India’s Finance Bill has been signed into law - with the new tax year looming, employers need to prepare their payrolls for its effects.

President Ram Nath Kovind signed India’s Finance Bill 2019 into law on 21 February. Now an Act, the 2019 interim budget legislation will come into effect on 1 April 2019, which marks the start of India’s 2019-2020 tax year.

Broadly, the proposals set out in the Finance Bill included a range of tax collection measures, which India’s Finance Minister, Piyush Goyal, argued will help poor and middle class taxpayers and stimulate economic growth. Goyal also pointed to previously-implemented tax collection initiatives which have doubled collection revenues in India over the last five years, and made the country the fastest growing major economy in the world.

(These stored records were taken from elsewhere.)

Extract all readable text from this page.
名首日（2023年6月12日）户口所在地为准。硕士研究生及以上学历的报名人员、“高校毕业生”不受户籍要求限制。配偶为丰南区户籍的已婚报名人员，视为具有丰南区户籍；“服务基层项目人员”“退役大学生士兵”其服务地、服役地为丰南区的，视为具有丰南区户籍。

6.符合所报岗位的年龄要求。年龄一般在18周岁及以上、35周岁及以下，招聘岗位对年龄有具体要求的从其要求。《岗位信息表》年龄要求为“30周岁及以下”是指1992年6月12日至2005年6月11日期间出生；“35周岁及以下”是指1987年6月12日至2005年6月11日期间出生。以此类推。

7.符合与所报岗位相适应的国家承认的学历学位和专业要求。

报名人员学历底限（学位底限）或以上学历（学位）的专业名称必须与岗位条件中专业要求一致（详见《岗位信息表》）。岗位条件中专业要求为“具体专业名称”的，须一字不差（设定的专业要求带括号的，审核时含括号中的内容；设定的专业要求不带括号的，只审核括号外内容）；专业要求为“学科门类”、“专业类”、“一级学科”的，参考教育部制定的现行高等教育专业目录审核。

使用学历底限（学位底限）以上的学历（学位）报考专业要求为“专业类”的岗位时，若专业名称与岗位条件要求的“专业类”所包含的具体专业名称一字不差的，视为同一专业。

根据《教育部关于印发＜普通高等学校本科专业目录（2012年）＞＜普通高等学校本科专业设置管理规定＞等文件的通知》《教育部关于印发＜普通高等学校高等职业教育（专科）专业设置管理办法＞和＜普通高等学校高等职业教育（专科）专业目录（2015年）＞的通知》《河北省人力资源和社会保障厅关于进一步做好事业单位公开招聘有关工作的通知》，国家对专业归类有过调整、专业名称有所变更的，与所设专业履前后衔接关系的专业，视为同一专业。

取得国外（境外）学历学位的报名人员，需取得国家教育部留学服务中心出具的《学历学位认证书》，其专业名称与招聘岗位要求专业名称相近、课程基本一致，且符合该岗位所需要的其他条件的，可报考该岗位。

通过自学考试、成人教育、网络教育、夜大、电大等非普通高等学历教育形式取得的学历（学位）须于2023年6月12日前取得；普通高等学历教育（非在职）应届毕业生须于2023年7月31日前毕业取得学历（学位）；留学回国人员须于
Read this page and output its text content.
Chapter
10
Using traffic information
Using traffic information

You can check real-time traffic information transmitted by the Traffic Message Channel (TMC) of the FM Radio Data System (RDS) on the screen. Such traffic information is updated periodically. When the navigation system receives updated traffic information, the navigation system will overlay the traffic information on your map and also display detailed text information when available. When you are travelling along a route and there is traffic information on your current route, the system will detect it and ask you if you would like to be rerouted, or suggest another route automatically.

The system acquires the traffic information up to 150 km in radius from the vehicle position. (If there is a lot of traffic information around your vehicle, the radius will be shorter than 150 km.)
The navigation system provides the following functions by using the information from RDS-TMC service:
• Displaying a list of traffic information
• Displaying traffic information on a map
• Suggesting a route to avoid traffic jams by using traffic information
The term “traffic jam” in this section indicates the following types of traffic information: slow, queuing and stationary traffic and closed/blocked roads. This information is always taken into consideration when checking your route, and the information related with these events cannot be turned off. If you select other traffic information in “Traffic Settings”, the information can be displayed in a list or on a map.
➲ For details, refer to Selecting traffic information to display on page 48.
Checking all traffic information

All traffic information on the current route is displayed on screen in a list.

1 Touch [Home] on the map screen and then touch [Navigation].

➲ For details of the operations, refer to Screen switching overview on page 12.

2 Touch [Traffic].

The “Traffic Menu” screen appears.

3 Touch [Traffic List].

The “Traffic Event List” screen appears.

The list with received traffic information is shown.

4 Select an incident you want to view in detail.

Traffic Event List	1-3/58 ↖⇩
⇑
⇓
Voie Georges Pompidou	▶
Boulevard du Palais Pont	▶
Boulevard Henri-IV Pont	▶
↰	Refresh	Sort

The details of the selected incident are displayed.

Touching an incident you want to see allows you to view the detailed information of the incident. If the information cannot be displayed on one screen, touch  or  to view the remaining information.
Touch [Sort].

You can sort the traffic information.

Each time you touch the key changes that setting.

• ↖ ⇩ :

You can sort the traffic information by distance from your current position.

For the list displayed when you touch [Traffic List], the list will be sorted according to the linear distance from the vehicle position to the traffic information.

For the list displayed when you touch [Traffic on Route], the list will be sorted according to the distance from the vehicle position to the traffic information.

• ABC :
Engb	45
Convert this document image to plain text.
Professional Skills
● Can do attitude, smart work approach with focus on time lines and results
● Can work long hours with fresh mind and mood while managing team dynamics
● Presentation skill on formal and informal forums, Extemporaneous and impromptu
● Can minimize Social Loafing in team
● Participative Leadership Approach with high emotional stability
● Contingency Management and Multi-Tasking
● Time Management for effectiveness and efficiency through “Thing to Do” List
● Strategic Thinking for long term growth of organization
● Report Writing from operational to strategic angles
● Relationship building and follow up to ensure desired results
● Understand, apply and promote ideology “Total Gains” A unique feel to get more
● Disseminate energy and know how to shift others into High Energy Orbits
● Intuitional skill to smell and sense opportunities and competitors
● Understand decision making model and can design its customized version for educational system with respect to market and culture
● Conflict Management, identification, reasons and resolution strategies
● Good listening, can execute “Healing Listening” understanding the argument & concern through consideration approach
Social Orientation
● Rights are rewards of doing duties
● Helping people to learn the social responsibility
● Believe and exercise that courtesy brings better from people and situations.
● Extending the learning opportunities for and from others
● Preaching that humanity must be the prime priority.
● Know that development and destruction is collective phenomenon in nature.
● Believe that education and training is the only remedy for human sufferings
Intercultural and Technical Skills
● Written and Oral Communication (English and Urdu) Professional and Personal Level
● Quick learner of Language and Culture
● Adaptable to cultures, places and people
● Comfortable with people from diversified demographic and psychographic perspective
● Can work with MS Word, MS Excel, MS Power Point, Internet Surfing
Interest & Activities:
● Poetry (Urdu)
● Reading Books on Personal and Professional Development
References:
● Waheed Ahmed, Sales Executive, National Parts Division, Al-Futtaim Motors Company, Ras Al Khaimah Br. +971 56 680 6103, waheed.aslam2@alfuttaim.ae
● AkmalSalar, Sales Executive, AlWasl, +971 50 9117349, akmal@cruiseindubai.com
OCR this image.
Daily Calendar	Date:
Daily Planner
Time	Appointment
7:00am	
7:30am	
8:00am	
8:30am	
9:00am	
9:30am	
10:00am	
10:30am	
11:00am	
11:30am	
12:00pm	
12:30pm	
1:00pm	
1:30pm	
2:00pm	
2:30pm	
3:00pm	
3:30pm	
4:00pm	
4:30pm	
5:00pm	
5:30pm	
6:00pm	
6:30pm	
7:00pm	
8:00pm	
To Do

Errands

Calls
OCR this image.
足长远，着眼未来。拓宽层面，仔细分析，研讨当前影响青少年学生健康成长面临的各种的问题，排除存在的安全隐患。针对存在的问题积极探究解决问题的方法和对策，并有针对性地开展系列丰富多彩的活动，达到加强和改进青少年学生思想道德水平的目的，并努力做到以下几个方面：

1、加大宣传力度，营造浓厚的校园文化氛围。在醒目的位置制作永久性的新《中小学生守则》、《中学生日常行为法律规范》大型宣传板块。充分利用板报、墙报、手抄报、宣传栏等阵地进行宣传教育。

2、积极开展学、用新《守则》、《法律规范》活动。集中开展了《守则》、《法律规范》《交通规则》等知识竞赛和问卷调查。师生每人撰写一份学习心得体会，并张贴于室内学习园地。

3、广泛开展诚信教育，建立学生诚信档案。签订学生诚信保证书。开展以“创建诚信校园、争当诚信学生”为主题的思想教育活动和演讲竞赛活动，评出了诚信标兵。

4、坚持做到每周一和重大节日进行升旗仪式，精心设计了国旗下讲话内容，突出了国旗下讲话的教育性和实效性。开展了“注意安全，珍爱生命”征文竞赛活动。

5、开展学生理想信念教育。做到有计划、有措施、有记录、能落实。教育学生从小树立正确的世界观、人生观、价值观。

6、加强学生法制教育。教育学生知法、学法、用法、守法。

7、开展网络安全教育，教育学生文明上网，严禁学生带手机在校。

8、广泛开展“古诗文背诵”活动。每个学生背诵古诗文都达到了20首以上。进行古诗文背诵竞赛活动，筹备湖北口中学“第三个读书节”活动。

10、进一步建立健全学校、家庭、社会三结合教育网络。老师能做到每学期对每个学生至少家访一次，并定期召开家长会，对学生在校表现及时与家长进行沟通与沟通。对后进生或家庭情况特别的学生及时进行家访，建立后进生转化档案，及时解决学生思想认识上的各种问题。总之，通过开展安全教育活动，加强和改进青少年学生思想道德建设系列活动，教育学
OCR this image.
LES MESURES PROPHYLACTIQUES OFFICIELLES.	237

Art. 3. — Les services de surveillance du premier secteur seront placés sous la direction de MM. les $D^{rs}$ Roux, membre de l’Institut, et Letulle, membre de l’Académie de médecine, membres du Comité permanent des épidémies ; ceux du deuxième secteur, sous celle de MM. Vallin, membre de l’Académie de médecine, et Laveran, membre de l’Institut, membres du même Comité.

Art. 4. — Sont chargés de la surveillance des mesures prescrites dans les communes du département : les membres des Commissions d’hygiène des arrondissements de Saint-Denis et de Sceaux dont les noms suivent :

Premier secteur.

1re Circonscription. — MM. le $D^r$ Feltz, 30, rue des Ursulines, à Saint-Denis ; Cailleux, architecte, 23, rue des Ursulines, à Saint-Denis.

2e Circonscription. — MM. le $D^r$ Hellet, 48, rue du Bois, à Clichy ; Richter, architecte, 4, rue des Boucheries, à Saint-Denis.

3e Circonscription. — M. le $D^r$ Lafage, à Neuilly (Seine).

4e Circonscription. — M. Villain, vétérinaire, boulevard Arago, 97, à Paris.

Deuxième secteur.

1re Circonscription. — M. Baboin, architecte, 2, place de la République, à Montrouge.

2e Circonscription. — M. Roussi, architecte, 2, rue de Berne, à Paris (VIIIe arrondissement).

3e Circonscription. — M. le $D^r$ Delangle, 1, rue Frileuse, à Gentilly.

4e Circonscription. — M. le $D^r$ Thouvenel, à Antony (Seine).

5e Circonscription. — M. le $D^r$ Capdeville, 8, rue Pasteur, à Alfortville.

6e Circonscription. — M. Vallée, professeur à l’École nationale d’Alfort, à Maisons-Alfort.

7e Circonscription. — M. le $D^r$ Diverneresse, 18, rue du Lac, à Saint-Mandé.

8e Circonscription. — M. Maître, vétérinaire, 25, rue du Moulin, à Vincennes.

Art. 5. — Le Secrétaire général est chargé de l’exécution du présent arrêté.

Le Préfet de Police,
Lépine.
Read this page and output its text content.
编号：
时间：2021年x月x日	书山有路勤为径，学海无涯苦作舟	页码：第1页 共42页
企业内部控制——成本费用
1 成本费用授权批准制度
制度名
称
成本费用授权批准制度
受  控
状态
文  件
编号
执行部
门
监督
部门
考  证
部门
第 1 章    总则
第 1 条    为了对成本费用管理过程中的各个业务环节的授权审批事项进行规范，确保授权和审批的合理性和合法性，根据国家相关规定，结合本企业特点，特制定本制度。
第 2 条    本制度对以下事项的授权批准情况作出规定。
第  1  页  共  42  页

If you’re an employer in India, now is the time to prepare for 1 April, and makes sure your business is ready for the incoming changes.

Key Tax Highlights 2019

India’s personal income tax ‘slabs’ have not changed for the 2019-20 tax year:

Income (Rs)

Tax Rate

Up to 250,000


250,001 to 500,000


500,001 to 1000,000


Over 1000,000


However, individual measures which will be in effect from 1 April 2019 are as follows:

Standard deduction: In a move to reduce tax liability for many taxpayers across India, the threshold limit for the standard deduction has been raised from Rs.40,000 to Rs.50,000.

Health & Education Cess: The current 4% Health & Education Cess (tax) will remain in place.

Senior Citizen tax exemption: Senior citizens will see their tax exemption limit frozen at 3 Lakhs. Very senior citizens will have their limit frozen at 5 Lakhs.

Income Surcharge:

  • A surcharge of 10% tax payable has been introduced for taxpayers who earn an annual income of between Rs.50 Lakhs and Rs.1 crore.
  • A surcharge of 15% will remain in place for annual incomes of Rs.1 crore.

Tax Rebate: Individual taxpayers with incomes of up to Rs.5 Lakhs will be able to receive the full tax rebate of Rs.12,500.

Provident fund investment: Taxpayers with gross incomes of up to Rs.6.5 Lakhs who invest in provident funds and certain prescribed equities, will not need to pay tax.

Self-occupied property exemption: Income tax liability on notional rent from a second self-occupied house has been eliminated.

Second residential house benefit: The existing benefit of capital gains tax exemption from one residential property will be extended to include the purchase of two residential properties. The exemption can be claimed up to Rs.2 crore - and claimed only once.

Tax deducted at source (TDS) thresholds: The threshold limits on TDS has been increased in certain contexts.

  • The TDS limit on interest from bank or post office deposits has been raised from Rs.10,000 to Rs.40,000.
  • The TDS limit on income from rent has been increased from Rs.1,80,000 to Rs.2,40,000.

Wider tax measures

Beyond the individual measures introduced from April 2019, were additional measures for businesses, such as the continuing reduction of GST, the option for businesses with less than Rs. 5 crore annual turnover to make quarterly tax returns, and the ongoing introduction of electronic tax returns across India.

In support of the Bill, Finance Minister Goyal highlighted India’s positive economic ambitions over the next decade. Goyal pointed out that India was “poised” to become a $5 trillion economy in the next five years” - and should “aspire to become a $10 trillion economy in the next eight.”